Victor Wanyama nació en una familia con once hijos y dio sus primeras patadas al balón en las calles de tierra de Land Mawe, un barrio en aquel momento reservado a los empleados de la empresa keniana de ferrocarril, para la que trabajaba su madre.

"Jugaba con los pies descalzos en la calle, sangraba a veces, pero continuaba", explica su primo.

"Tenía tan arraigada la costumbre de jugar con los pies descalzos que cuando tuvo sus primeros zapados le costó acostumbrarse (...) Se los quería quitar, pero finalmente se habituó", relata.

Su padre, Noah Wanyama, un exinternacional keniano, se acuerda de aquellos inicios: "Victor y los otros chicos me acompañaban al estadio y llevaban bolsas de deporte cuando yo iba al entrenamiento o a un partido".

"Estoy contento de haber inculcado los valores de la disciplina y del trabajo duro a mis hijos", concluye este hombre, que puede presumir de tener dos hijos que han alcanzado la final de la Liga de Campeones.

El hermano de Victor, Macdonald Mariga, fue campeón de la Champions en 2010 con el Inter de Milán, donde desempeñaba un papel secundario.

"He nacido en una familia de deportistas. El fútbol lo llevo en la sangre", reconoce Victor Wanyama.

Su eclosión fue rápida y casi irremediable: fue convocado por primera vez por su selección cuando tenía 15 años, para un partido contra Nigeria.

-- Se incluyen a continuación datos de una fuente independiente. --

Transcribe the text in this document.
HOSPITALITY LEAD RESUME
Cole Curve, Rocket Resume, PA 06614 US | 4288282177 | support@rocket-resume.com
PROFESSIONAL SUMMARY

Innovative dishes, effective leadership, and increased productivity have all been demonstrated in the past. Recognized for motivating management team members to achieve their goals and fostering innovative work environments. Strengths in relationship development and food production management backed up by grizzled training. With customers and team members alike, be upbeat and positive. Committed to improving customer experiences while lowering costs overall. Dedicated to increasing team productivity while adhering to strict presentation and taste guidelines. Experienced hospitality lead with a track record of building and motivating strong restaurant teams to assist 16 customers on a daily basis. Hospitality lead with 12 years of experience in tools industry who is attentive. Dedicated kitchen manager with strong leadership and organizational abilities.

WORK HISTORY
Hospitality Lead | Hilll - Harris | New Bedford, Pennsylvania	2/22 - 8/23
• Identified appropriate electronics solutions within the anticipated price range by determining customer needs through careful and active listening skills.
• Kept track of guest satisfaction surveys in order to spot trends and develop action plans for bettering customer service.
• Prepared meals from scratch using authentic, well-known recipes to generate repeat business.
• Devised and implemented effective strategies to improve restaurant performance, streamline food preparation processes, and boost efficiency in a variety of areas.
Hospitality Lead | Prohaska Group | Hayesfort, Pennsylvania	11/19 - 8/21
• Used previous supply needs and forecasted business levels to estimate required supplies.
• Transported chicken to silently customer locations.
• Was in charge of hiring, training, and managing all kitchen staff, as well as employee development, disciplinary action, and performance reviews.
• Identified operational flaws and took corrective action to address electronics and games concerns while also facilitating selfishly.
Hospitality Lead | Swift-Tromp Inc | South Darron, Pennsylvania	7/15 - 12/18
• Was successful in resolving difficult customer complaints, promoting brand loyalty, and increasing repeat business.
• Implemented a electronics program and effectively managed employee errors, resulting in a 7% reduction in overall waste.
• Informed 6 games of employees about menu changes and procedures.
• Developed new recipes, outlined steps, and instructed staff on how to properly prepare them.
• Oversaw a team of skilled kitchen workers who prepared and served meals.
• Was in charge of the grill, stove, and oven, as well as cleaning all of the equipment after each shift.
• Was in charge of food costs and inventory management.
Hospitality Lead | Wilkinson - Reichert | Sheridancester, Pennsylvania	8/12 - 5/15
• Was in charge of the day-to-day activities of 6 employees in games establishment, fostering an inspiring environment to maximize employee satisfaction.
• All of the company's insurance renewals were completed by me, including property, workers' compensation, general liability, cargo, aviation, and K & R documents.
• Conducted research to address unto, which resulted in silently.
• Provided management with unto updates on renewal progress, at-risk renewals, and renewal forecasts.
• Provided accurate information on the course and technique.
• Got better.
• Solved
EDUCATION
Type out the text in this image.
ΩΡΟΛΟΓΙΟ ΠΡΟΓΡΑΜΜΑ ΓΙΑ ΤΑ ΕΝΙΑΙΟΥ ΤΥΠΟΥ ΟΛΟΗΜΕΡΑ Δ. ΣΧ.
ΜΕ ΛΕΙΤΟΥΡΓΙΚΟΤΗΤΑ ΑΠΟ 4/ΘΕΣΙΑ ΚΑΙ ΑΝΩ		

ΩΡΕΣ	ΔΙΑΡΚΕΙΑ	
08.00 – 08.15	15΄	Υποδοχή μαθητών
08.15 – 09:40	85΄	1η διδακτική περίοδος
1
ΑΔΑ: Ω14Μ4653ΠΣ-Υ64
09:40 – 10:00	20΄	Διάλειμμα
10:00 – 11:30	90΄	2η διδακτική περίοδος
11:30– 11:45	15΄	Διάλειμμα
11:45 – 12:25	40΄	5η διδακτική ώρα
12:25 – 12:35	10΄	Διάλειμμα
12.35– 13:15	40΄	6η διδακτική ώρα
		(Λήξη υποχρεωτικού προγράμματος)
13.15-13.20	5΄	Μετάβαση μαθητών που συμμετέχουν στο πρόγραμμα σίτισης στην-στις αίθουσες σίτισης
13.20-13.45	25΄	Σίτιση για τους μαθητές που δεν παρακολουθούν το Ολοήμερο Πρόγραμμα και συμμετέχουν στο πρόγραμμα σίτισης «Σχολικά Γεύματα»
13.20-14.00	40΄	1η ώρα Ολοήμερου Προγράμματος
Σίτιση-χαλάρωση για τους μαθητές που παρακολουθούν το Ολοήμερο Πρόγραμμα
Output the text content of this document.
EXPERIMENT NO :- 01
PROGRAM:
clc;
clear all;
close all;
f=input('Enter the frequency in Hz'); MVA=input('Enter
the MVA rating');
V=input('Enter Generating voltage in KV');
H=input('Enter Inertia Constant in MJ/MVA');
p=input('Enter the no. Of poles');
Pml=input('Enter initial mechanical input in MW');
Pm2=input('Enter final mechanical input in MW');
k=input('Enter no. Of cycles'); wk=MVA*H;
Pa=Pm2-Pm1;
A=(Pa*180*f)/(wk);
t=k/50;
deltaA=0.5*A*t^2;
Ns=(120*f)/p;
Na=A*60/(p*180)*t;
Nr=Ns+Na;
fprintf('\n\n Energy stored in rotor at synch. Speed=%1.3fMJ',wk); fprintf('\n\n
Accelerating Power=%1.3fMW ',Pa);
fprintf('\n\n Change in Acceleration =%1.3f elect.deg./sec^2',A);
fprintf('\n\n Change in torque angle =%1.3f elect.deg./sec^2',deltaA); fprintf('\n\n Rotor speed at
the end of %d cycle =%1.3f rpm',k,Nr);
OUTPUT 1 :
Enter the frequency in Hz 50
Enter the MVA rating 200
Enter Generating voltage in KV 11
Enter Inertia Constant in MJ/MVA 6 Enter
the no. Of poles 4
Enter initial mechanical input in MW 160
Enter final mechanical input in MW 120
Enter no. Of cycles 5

Ante su precocidad, fue enviado a forjarse como jugador en Suecia y luego en Bélgica, siendo apenas un adolescente, y con 20 años firmó por el Celtic de Glasgow, donde los hinchas se acuerdan todavía de su tanto marcado en 2012 durante una victoria ante el Barcelona en la Liga de Campeones.

En 2013 se convirtió en el primer keniano en jugar en la Premier League al firmar por el Southampton, antes de pasar en 2016 al Tottenham.

Wanyama genera unanimidad en Inglaterra, donde los hinchas perdonan con una sonrisa sus faltas de ortografía en Twitter (como la de escribir "Red Hot Chili Papers") o sus tuits virales ("He comido spaghettis y estaban muy buenos").

Después de un inicio de temporada difícil, marcado por lesiones, Victor Wanyama ayudó al Tottenham a alcanzar la final de la Liga de Campeones, que tuvo que ver desde el banquillo.

Su experiencia al más alto nivel ayudará sin duda a la selección de Kenia en Egipto-2019.

"Hablo a mis compañeros de equipo de nuestro estado de ánimo en el Tottenham. Es lo que quiere transmitirles. Con esta mentalidad podemos llegar hasta el final", explica el jugador.

Kenia, 105º en el ránking FIFA, necesita sin duda la inspiración de su mejor jugador.

"Es un líder sin igual", explica el seleccionador francés del equipo, Sebastien Migné, que lo considera un "formidable ejemplo".